Urgent care is a significant industry in this country, and many more urgent care centers are opening up. They are often separate from emergency care, which is attached to a hospital, and an urgent care clinic is set up to handle slightly different medical situations. They should have a medical walk-in clinic, and handle injuries or illnesses that need timely attention, such as cuts, sprains, flu, and severe pain. Emergency room care is meant to provide medical help for more serious, potentially life-threatening situations such as major injuries, heart attacks, and very serious illness.
Urgent care centers are not necessarily open 24 hours like emergency rooms, but most of them are open seven days per week, and treat an estimated 3 million people in that time. 20,000 doctors in the U.S. are involved with urgent care medicine, which means they need to have a wide expertise in diagnosing many illnesses and treating injuries. Not all urgent care centers provide care for broken bones, although typically four out of five of them do. A more common complaint is a sprain, which an estimated 25,000 people in the U.S. suffer from every day.

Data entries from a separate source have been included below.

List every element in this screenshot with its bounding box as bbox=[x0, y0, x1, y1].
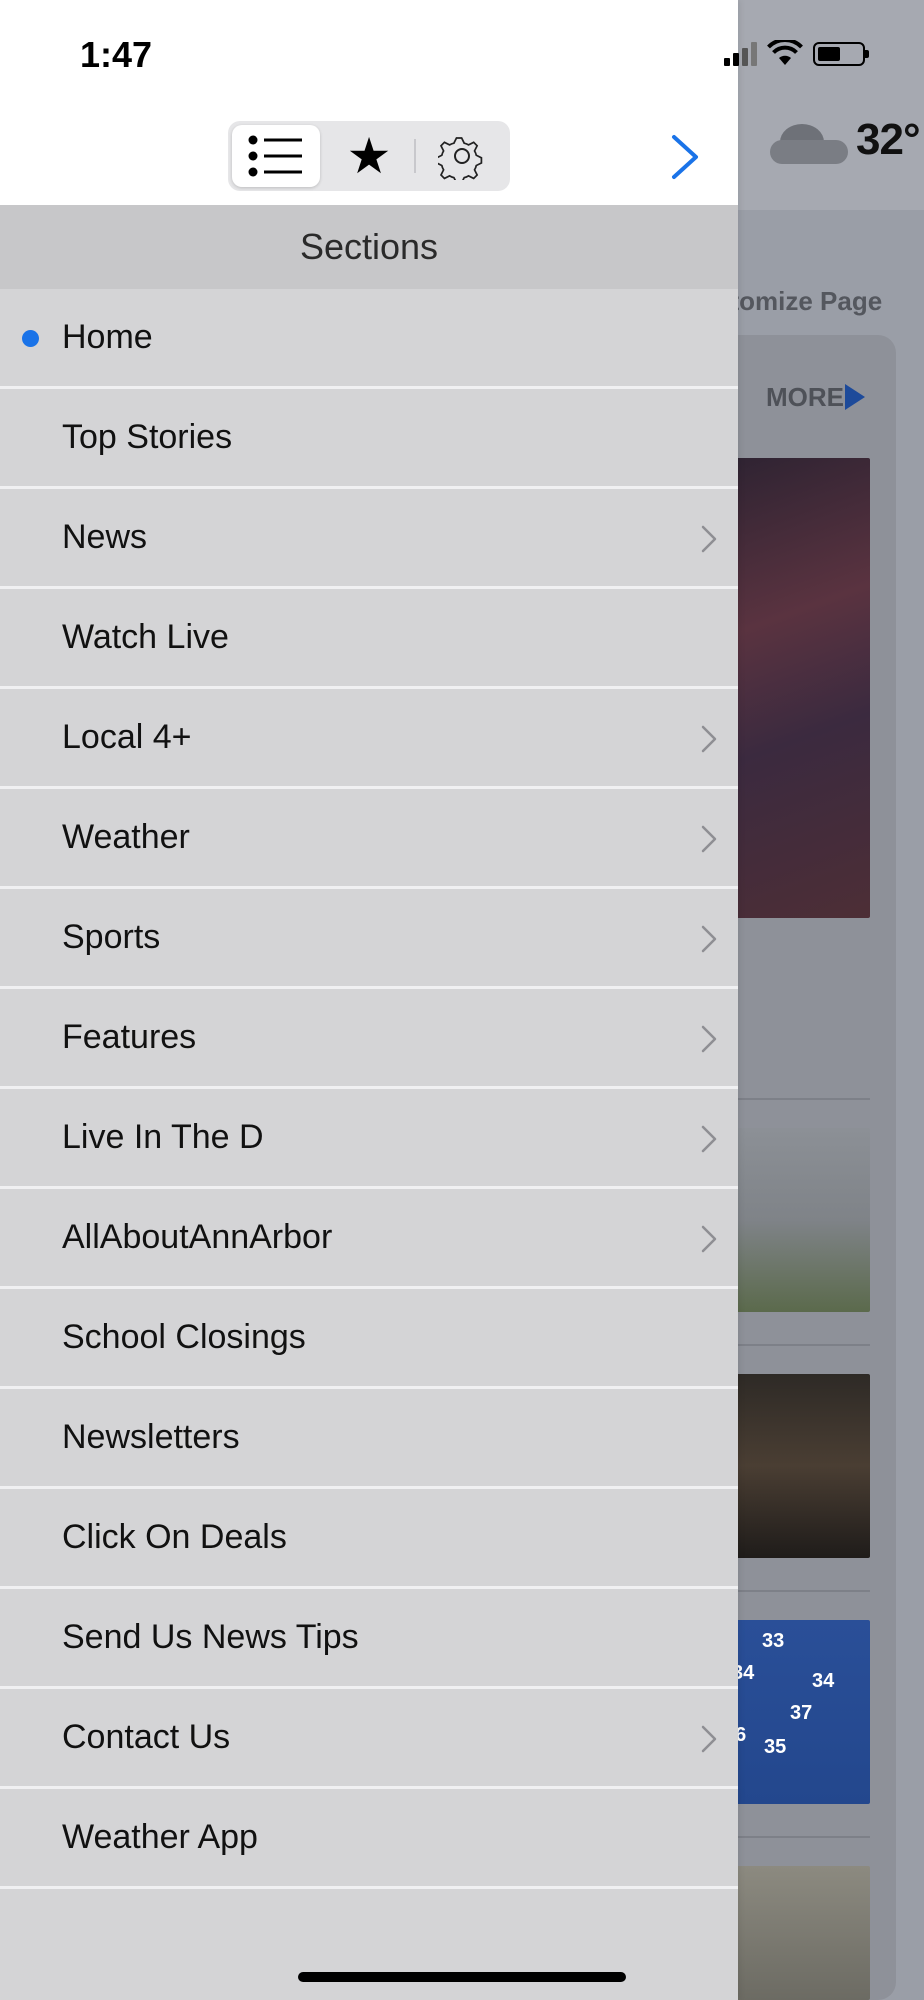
sections-list-item-label: Click On Deals bbox=[62, 1518, 287, 1556]
sections-list-item-label: Contact Us bbox=[62, 1718, 231, 1756]
wifi-icon bbox=[767, 40, 803, 65]
sections-list-item[interactable]: Weather App bbox=[0, 1789, 738, 1889]
status-time: 1:47 bbox=[80, 34, 153, 75]
story-image[interactable] bbox=[724, 1128, 870, 1312]
chevron-right-icon bbox=[701, 1025, 717, 1053]
sections-list-item[interactable]: Top Stories bbox=[0, 389, 738, 489]
cloud-icon bbox=[770, 116, 850, 164]
map-value: 33 bbox=[762, 1630, 785, 1652]
map-value: 35 bbox=[764, 1736, 787, 1758]
sections-list-item[interactable]: Contact Us bbox=[0, 1689, 738, 1789]
sections-list-item-label: Sports bbox=[62, 918, 161, 956]
active-indicator-dot bbox=[22, 330, 39, 347]
play-arrow-icon bbox=[845, 384, 865, 410]
chevron-right-icon bbox=[701, 1225, 717, 1253]
sections-list-item[interactable]: News bbox=[0, 489, 738, 589]
chevron-right-icon bbox=[701, 525, 717, 553]
sections-list-item[interactable]: Home bbox=[0, 289, 738, 389]
sections-list-item[interactable]: Newsletters bbox=[0, 1389, 738, 1489]
sections-list-item[interactable]: Watch Live bbox=[0, 589, 738, 689]
star-icon: ★ bbox=[346, 128, 392, 184]
chevron-right-icon bbox=[701, 1725, 717, 1753]
sections-list-item[interactable]: AllAboutAnnArbor bbox=[0, 1189, 738, 1289]
divider bbox=[724, 1836, 870, 1838]
sections-list-item-label: Features bbox=[62, 1018, 197, 1056]
more-link[interactable]: MORE bbox=[766, 382, 844, 413]
chevron-right-icon bbox=[701, 925, 717, 953]
home-indicator[interactable] bbox=[298, 1972, 626, 1982]
drawer-top-bar: 1:47 ★ bbox=[0, 0, 738, 205]
customize-page-link[interactable]: stomize Page bbox=[716, 286, 882, 317]
settings-tab[interactable] bbox=[418, 125, 506, 187]
chevron-right-icon bbox=[701, 825, 717, 853]
divider bbox=[724, 1098, 870, 1100]
sections-title: Sections bbox=[299, 226, 439, 267]
sections-list-item[interactable]: Live In The D bbox=[0, 1089, 738, 1189]
cellular-signal-icon bbox=[724, 40, 757, 66]
sections-list-item-label: Weather bbox=[62, 818, 190, 856]
sections-list-item-label: Weather App bbox=[62, 1818, 258, 1856]
sections-list-item-label: Watch Live bbox=[62, 618, 229, 656]
battery-icon bbox=[813, 42, 869, 66]
temperature: 32° bbox=[856, 115, 921, 164]
sections-drawer: 1:47 ★ Sections Home Top Stories News Wa… bbox=[0, 0, 738, 2000]
sections-list-tab[interactable] bbox=[232, 125, 320, 187]
sections-list-item-label: Send Us News Tips bbox=[62, 1618, 359, 1656]
map-value: 37 bbox=[790, 1702, 813, 1724]
sections-list-item[interactable]: Click On Deals bbox=[0, 1489, 738, 1589]
weather-widget[interactable]: 32° bbox=[770, 115, 921, 165]
sections-list-item-label: AllAboutAnnArbor bbox=[62, 1218, 333, 1256]
story-image[interactable] bbox=[724, 458, 870, 918]
sections-list-item-label: News bbox=[62, 518, 148, 556]
chevron-right-icon bbox=[701, 725, 717, 753]
sections-list-item[interactable]: Features bbox=[0, 989, 738, 1089]
sections-list-item-label: Newsletters bbox=[62, 1418, 240, 1456]
list-icon bbox=[248, 135, 302, 177]
segment-separator bbox=[414, 139, 416, 173]
sections-list-item-label: School Closings bbox=[62, 1318, 306, 1356]
divider bbox=[724, 1590, 870, 1592]
sections-list-item-label: Top Stories bbox=[62, 418, 233, 456]
sections-list-item[interactable]: Local 4+ bbox=[0, 689, 738, 789]
chevron-right-icon[interactable] bbox=[664, 133, 708, 181]
sections-list-item[interactable]: Send Us News Tips bbox=[0, 1589, 738, 1689]
sections-list-item[interactable]: Sports bbox=[0, 889, 738, 989]
story-image[interactable] bbox=[724, 1374, 870, 1558]
status-icons bbox=[724, 40, 869, 66]
sections-list-item-label: Local 4+ bbox=[62, 718, 192, 756]
weather-map-image[interactable]: 33 34 34 37 35 36 6 bbox=[724, 1620, 870, 1804]
story-image[interactable] bbox=[724, 1866, 870, 2000]
sections-list-item-label: Home bbox=[62, 318, 153, 356]
map-value: 34 bbox=[812, 1670, 835, 1692]
sections-header: Sections bbox=[0, 205, 738, 289]
divider bbox=[724, 1344, 870, 1346]
sections-list-item[interactable]: Weather bbox=[0, 789, 738, 889]
sections-list-item-label: Live In The D bbox=[62, 1118, 264, 1156]
gear-icon bbox=[438, 137, 483, 180]
sections-list: Home Top Stories News Watch Live Local 4+ Wea… bbox=[0, 289, 738, 1889]
sections-list-item[interactable]: School Closings bbox=[0, 1289, 738, 1389]
favorites-tab[interactable]: ★ bbox=[325, 125, 413, 187]
chevron-right-icon bbox=[701, 1125, 717, 1153]
drawer-mode-segmented-control: ★ bbox=[228, 121, 510, 191]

One very common symptom that, when acute, can require urgent care, is lower back pain. An urgent care walk in clinic can provide pain medication for severe back pain, but you will most likely be advised to use physical therapy equipment, and to visit a physical therapy specialist.
Lower back pain affects that daily lives of 69% of Americans, although 40% of them do not see a physical therapist or even a doctor. Managing chronic pain can be extremely difficult and since back pain is so common, it is often not properly managed. People may think it is more expensive to use physical therapy equipment, but in fact patients that receive physical therapy early on in their experience of back pain save $2736.23 on total medical costs. Using physical therapy equipment may be the best way to relieve back pain, but it can also be managed with regular physical exercise, stress reduction and a change in work environment, in case that is part of the cause. Regardless, managing chronic pain is not something you should have to do on your own.